To create a commit that reverts another commit, and is suitable for pushing to a public repository, use the git-revert command.

Examining History

git-log prints out the commit log messages for an entire tree or a specific file.

git-diff is used to examine differences between the working tree and the index, as well as between arbitrary branches and commits. For example:

$ git-diff ChangeLog 1
$ git-diff HEAD^..HEAD ChangeLog 2
$ git-diff HEAD^ ChangeLog 3
$ git-diff master...topic/newbreakpt 4

difference between ChangeLog in the working directory and the index
differences in ChangeLog betwen the most recent revision and its predecessor.
shorter way of writing the same thing
changes in the topic/newbreakpt branch since it was forked from the master branch

Other Git Commands

git-cherry-pick picks a commit from anywhere and commits it to the current branch.

git-whatchanged can, among other things, search for commits that match a string or regular expression.

git-remote configures access to remote repositories and default actions when pulling from and pushing to them. You would use this command to track branches in repositories other than the one from which yours is cloned.

git-bisect will do a binary search through the revision history to zero in on the first "bad" commit.

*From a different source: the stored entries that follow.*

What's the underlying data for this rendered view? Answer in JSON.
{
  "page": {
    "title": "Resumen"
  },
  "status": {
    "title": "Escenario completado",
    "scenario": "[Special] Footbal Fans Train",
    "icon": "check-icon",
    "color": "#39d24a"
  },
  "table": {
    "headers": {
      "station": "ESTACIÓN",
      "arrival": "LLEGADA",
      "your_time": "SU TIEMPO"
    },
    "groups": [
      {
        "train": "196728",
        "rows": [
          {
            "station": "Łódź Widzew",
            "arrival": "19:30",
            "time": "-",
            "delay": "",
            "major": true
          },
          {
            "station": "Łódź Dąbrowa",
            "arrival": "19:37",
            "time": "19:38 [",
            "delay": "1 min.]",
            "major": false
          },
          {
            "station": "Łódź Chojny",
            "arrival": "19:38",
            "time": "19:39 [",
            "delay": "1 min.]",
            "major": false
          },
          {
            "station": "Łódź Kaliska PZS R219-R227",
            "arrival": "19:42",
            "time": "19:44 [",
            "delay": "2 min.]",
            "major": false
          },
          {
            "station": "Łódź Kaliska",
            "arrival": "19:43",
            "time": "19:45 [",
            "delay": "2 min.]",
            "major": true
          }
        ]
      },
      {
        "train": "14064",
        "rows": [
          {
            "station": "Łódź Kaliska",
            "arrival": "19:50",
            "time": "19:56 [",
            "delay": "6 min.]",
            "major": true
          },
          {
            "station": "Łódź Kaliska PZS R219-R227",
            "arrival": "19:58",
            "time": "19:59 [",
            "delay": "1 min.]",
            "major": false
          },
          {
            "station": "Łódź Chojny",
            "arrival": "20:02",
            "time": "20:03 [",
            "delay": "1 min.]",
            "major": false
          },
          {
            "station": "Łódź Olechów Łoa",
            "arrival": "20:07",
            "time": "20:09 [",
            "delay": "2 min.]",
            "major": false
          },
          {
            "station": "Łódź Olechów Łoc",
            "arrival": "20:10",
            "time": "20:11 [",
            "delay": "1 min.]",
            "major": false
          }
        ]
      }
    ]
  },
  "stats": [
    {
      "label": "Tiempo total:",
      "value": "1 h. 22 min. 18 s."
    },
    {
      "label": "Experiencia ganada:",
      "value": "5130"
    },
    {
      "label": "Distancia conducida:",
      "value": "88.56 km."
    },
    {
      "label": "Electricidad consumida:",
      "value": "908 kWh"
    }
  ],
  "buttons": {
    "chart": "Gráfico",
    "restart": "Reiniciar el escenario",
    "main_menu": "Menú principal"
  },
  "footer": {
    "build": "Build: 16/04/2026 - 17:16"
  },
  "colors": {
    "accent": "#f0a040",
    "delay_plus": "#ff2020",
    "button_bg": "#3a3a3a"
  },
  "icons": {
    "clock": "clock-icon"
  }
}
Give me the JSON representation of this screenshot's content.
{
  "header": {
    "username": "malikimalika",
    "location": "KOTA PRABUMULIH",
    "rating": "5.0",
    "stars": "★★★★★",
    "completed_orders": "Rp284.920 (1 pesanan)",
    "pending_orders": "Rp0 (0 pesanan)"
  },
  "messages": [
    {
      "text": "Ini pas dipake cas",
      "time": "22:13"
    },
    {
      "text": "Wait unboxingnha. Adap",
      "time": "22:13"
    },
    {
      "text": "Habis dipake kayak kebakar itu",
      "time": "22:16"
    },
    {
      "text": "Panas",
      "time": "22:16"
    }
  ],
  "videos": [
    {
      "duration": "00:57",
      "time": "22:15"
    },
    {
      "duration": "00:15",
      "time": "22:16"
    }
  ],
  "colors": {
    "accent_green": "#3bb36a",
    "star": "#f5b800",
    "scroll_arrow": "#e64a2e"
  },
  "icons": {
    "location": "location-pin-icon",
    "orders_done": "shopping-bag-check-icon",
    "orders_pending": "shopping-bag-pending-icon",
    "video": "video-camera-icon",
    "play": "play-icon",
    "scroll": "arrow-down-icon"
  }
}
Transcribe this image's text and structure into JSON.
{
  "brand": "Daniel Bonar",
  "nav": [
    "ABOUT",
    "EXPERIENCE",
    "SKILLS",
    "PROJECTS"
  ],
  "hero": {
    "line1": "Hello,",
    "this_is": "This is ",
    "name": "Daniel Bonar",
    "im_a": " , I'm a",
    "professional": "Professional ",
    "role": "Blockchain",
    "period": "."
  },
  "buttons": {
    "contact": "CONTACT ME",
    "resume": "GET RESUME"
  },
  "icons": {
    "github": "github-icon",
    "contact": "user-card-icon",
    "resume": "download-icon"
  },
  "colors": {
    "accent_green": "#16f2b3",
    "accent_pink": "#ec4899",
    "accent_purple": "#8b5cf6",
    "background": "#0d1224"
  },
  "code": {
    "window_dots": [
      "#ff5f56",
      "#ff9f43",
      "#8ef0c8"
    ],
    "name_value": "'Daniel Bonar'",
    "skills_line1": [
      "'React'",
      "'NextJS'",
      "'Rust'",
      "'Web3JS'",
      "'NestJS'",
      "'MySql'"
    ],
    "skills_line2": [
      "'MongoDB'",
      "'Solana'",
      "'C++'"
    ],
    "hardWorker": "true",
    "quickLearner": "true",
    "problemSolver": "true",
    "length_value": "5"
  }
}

At each stage you tell it whether its current choice is "good" or "bad" before it chooses the next.

Importing on vendor branches and merging upstream sources

This is an example of importing a new libunwind version from upstream by putting it on the frysk vendor branch in git and then merging it to trunk.

Get the libunwind vendor branch $ git-checkout vendor/LIBUNWIND
Remove old stuff that needs to be replaced. $ rm -rf frysk-import/libunwind
Get upstream stuff and put it in (make sure you don't accidentially copy over the upstream .git dir) $ cp -r ~/upstream/libunwind frysk-import/
Commit (use a commit messsage like "Import of libunwind version libunwind-20071122") and push $ git-commit -a && git-push



The vendor branch is now updated, now we merge the result to the trunk.


 Switch to trunk
  $ git-checkout master
 Merge new vendor branch to the trunk
     $ git-merge vendor/LIBUNWIND
 Resolve the conflicts using git-rm for files not needed,
     editing files with conflict markers and git-add each one
     after resolving the issues.
 Do a full clean build and double check the test results.
     [.. lots of time passes...]
 Double check your patches (all should now be staged in the git index)
     with git-diff --cached
 Commit and push the result (git will have generated a merge message
     for you already that you can use in the commit).
     $ got commit && git push


If too much time has passed since the start the push will fail because
someone else will have pushed something already. Trying to do
a git fetch origin; git rebase origin seem to fail, so
you have to just do a git pull && git push then (which
creates an extra merge message, but that seems just fine).

Comments on how to improve this process appreciated.